Base class pointer vs inherited class pointer?

Question

Suppose I have a class Dog that inherits from a class Animal. What is the difference between these two lines of code?

    Animal *a         


        

Answer 1

No, they aren't the same.

The Dog pointer is not as polymorphic as Animal. All it can point to at runtime is a Dog or a subclass of Dog. If there are no subclasses of Dog, then the Dog runtime type and compile time types are the same.

The Animal pointer can refer to any subclass of Animal: Dog, Cat, Wildebeast, etc.

Answer 2

You must always remember there are 2 parts in every class, the data and the interface.
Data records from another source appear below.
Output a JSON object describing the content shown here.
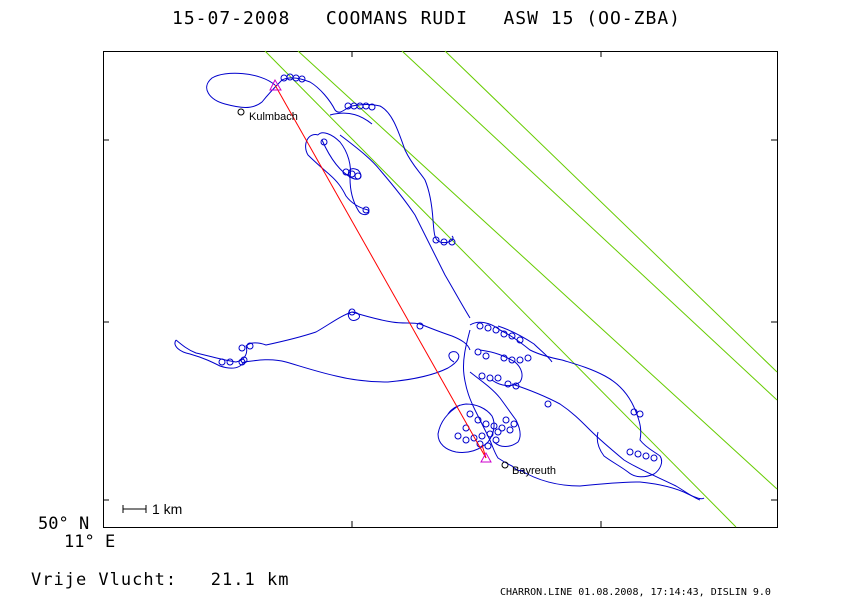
{
  "header": {
    "date": "15-07-2008",
    "pilot": "COOMANS RUDI",
    "glider": "ASW 15 (OO-ZBA)"
  },
  "map": {
    "colors": {
      "track": "#0000cc",
      "task": "#ff0000",
      "start_marker": "#cc00cc",
      "airspace": "#66cc00",
      "frame": "#000000"
    },
    "places": [
      {
        "name": "Kulmbach"
      },
      {
        "name": "Bayreuth"
      }
    ],
    "scale_label": "1 km",
    "lat_label": "50° N",
    "lon_label": "11° E"
  },
  "summary": {
    "label": "Vrije Vlucht:",
    "distance": "21.1 km"
  },
  "footer": "CHARRON.LINE 01.08.2008, 17:14:43, DISLIN 9.0"
}
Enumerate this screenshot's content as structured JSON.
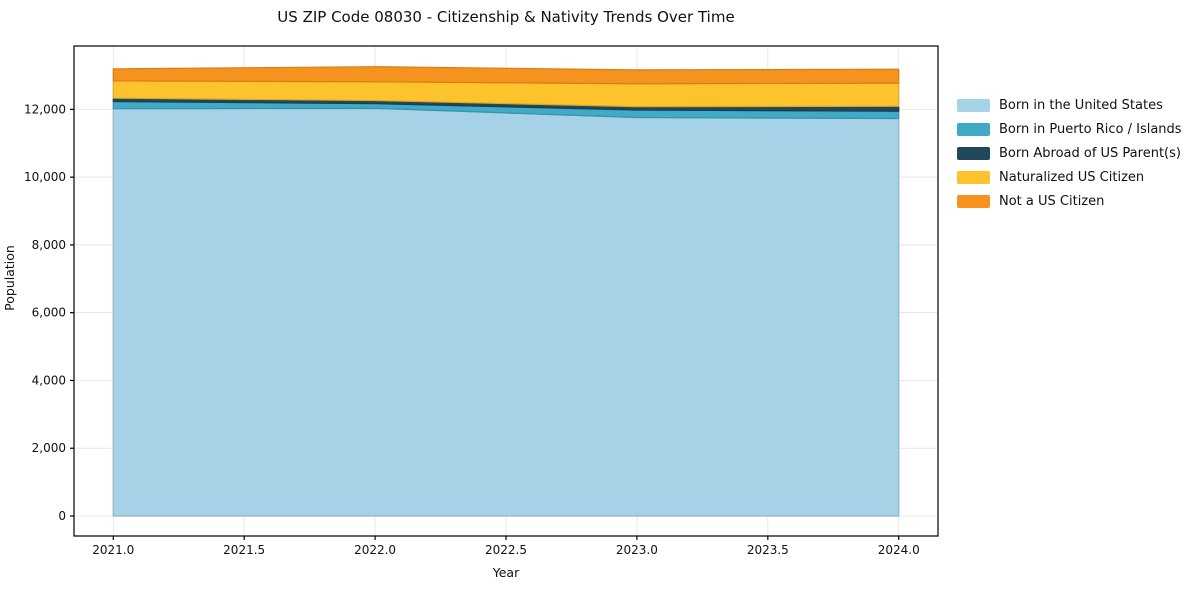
{
  "chart_data": {
    "type": "area",
    "stacked": true,
    "title": "US ZIP Code 08030 - Citizenship & Nativity Trends Over Time",
    "xlabel": "Year",
    "ylabel": "Population",
    "x": [
      2021,
      2022,
      2023,
      2024
    ],
    "series": [
      {
        "name": "Born in the United States",
        "color": "#A6D2E7",
        "values": [
          12020,
          12030,
          11760,
          11730
        ]
      },
      {
        "name": "Born in Puerto Rico / Islands",
        "color": "#41AAC6",
        "values": [
          210,
          140,
          220,
          215
        ]
      },
      {
        "name": "Born Abroad of US Parent(s)",
        "color": "#20485A",
        "values": [
          100,
          90,
          100,
          145
        ]
      },
      {
        "name": "Naturalized US Citizen",
        "color": "#FCC32D",
        "values": [
          510,
          555,
          675,
          685
        ]
      },
      {
        "name": "Not a US Citizen",
        "color": "#F6931E",
        "values": [
          355,
          445,
          410,
          410
        ]
      }
    ],
    "xlim": [
      2020.85,
      2024.15
    ],
    "ylim": [
      -590,
      13870
    ],
    "xticks": [
      2021.0,
      2021.5,
      2022.0,
      2022.5,
      2023.0,
      2023.5,
      2024.0
    ],
    "xtick_labels": [
      "2021.0",
      "2021.5",
      "2022.0",
      "2022.5",
      "2023.0",
      "2023.5",
      "2024.0"
    ],
    "yticks": [
      0,
      2000,
      4000,
      6000,
      8000,
      10000,
      12000
    ],
    "ytick_labels": [
      "0",
      "2,000",
      "4,000",
      "6,000",
      "8,000",
      "10,000",
      "12,000"
    ],
    "grid": true,
    "legend_position": "right",
    "colors": {
      "grid": "#e8e8e8",
      "spine": "#000000",
      "text": "#111111"
    }
  }
}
Your code truly created 2 Dog objects on the heap. Which means the data is of Dog. This object is of size the sum of all data members Dog + Animal + the vtable pointer.

The ponters a and d (lvalues) differ as from a interface point of view. Which determines how you can treat them code wise. So even though Animal* a is really a Dog, you could not access a->Bark() even if Dog::Bark() existed. d->Bark() would have worked fine.

Adding the vtable back into the picture, assuming the interface of Animal had Animal::Move a generic Move() and that Dog really overwriten with a Dog::Move() { like a dog }.

Even if you had Animal a* and performed a->Move() thanks to the vtable you would actually Move() { like a dog }. This happens because Animal::Move() was a (virtual) function pointer re-pointed to Dog's::Move() while constructing Dog().

Answer 3

The answer to this question is a giant: It depends

There are numerous ways in which the type of the pointer could become important. C++ is a very complex language and one of the ways it shows up is with inheritance.

Lets take a short example to demonstrate one of the many ways in which this could matter.

class Animal {
public:
  virtual void MakeSound(const char* pNoise) { ... }
  virtual void MakeSound() { ... }
};

class Dog : public Animal {
public:
  virtual void MakeSound() {... }
};

int main() {
  Animal* a = new Dog();
  Dog* d = new Dog();
  a->MakeSound("bark");
  d->MakeSound("bark"); // Does not compile
  return 0;
}

The reason why is a quirk of the way C++ does name lookup. In Short: When looking for a method to call C++ will walk the type hierarchy looking for the first type which has a method of the matching name. It will then look for a correct overload from the methods with that name declared on that type. Since Dog only declares a MakeSound method with no parameters, no overload matches and it fails to compile.

Answer 4

The first line allow you to call only members of the Animal class on a :

Animal *a = new Dog();
a->eat(); // assuming all Animal can eat(), here we will call Dog::eat() implementation.
a->bark(); // COMPILATION ERROR : bark() is not a member of Animal! Even if it's available in Dog, here we manipulate an Animal.

Although (as pointed by others), in this cas as a is still an Animal, you can't provide a as a parameter of a function asking for a more specific child class that is Dog :

void toy( Dog* dog );

toy( a ); // COMPILATION ERROR : we want a Dog!

The second line allow you to use specific functions of the child class :

Dog *a = new Dog();
a->bark(); // works, but only because we're manipulating a Dog

So use the base class as the "generic" interface of your class hierarchy (allowing you to make all your Animals to eat() whithout bothering about how).

Answer 5

The distinction is important when you call a virtual function using the pointer. Let's say Animal and Dog both have functions called do_stuff().

1. If Animal::do_stuff() is declared virtual, calling do_stuff() on an Animal pointer will call Dog::do_stuff().

2. If Animal::do_stuff() is not declared virtual, calling do_stuff() on an Animal pointer will call Animal::do_stuff().

Here's a full working program to demonstrate:

#include <iostream>

class Animal {
public:
        void do_stuff() { std::cout << "Animal::do_stuff\n"; }
        virtual void virt_stuff() { std::cout << "Animal::virt_stuff\n"; }
};

class Dog : public Animal {
public:
        void do_stuff() { std::cout << "Dog::do_stuff\n"; }
        void virt_stuff() { std::cout << "Dog::virt_stuff\n"; }
};

int main(int argc, char *argv[])
{
        Animal *a = new Dog();
        Dog *b = new Dog();

        a->do_stuff();
        b->do_stuff();
        a->virt_stuff();
        b->virt_stuff();
}

Output:

Animal::do_stuff
Dog::do_stuff
Dog::virt_stuff
Dog::virt_stuff

This is just one example. The other answers list other important differences.

Answer 6

It makes no real difference at run time, as the two instances are the same. The only difference is at compile time, where you could call for example d->bark() but not a->bark(), even if a actually contains a dog. The compiler considers the variable to be an animal and only that.